The Mall of America, which like many malls is looking at ways to stay relevant and more digitally focused in the age of online shopping, has offered to cover 100 community-level Third Haus memberships priced at $15 a month, which would give those who apply access to the lab’s events, workshops and exclusive content.
“We firmly believe in the strength of collaboration and look forward to working alongside Third Haus to promote retail innovation,” Jill Renslow, a senior vice president of business development and marketing at MOA, said in a statement.
Other membership levels at Third Haus include a $60-a-month option that covers three drop-in co-working days a month and a $200-a-month option that includes daily co-working. They are also offering members discounts at the gyms next door — CrossFit Linden Hills and AQ Fit Lab, which Mezzenga owns with her husband.
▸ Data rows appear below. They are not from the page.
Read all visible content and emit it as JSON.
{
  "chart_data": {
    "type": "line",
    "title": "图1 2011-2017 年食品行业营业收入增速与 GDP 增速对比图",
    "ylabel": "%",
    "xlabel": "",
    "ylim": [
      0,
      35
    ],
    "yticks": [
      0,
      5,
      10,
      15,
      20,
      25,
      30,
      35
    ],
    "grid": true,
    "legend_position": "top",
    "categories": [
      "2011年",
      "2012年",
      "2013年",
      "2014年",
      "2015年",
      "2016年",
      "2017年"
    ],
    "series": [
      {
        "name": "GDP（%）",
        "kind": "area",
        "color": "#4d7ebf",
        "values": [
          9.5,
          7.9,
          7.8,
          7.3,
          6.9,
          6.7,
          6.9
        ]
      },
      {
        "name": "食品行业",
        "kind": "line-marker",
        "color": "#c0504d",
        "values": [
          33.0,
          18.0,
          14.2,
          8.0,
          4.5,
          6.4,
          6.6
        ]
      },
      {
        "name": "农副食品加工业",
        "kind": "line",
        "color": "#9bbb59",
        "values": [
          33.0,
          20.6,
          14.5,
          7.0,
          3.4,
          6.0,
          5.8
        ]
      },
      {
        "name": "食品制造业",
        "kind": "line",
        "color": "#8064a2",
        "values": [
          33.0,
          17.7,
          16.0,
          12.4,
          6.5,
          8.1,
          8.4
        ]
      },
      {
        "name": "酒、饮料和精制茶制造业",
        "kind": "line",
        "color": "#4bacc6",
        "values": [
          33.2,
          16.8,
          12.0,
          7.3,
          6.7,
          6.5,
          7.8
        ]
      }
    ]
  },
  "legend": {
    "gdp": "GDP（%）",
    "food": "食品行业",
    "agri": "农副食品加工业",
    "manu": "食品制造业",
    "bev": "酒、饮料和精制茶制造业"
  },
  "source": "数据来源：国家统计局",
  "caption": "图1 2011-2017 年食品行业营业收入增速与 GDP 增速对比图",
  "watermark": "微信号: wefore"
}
GrocerKey, a Wisconsin-based startup with a handful of people who work in Minneapolis, has started using Third Haus as its local home base. On a recent day, an employee from Lululemon’s corporate office was also typing away on a laptop while visiting from Vancouver.
Third Haus’ leaders hope it will also become a popular spot for suppliers, consultants and brand representatives who travel to the Twin Cities once a month to have meetings with Target and Best Buy. And they think they can be an appealing option for the big retailers in town, noting that many of the people who have contacted them in the last couple of years are those working on new initiatives within those companies.
“This is the way to do experimentation,” Walton said. “You can try to do it within your walls, but as soon as you do that, it’s defined by how you think about things. So come out here and do it scrappily first where you can get out of your box. Which is what a lot of people are doing in New York or San Francisco. There’s no reason we can’t just do it here locally.”
The plan is to then share — either through the podcast or special events — what Third Haus members learned through the tests and trials.
Some of the upcoming events include a talk by Walton on trends shaping the future of retail. Mezzenga has also launched a women’s retail collective that will have happy hours and other events in the space.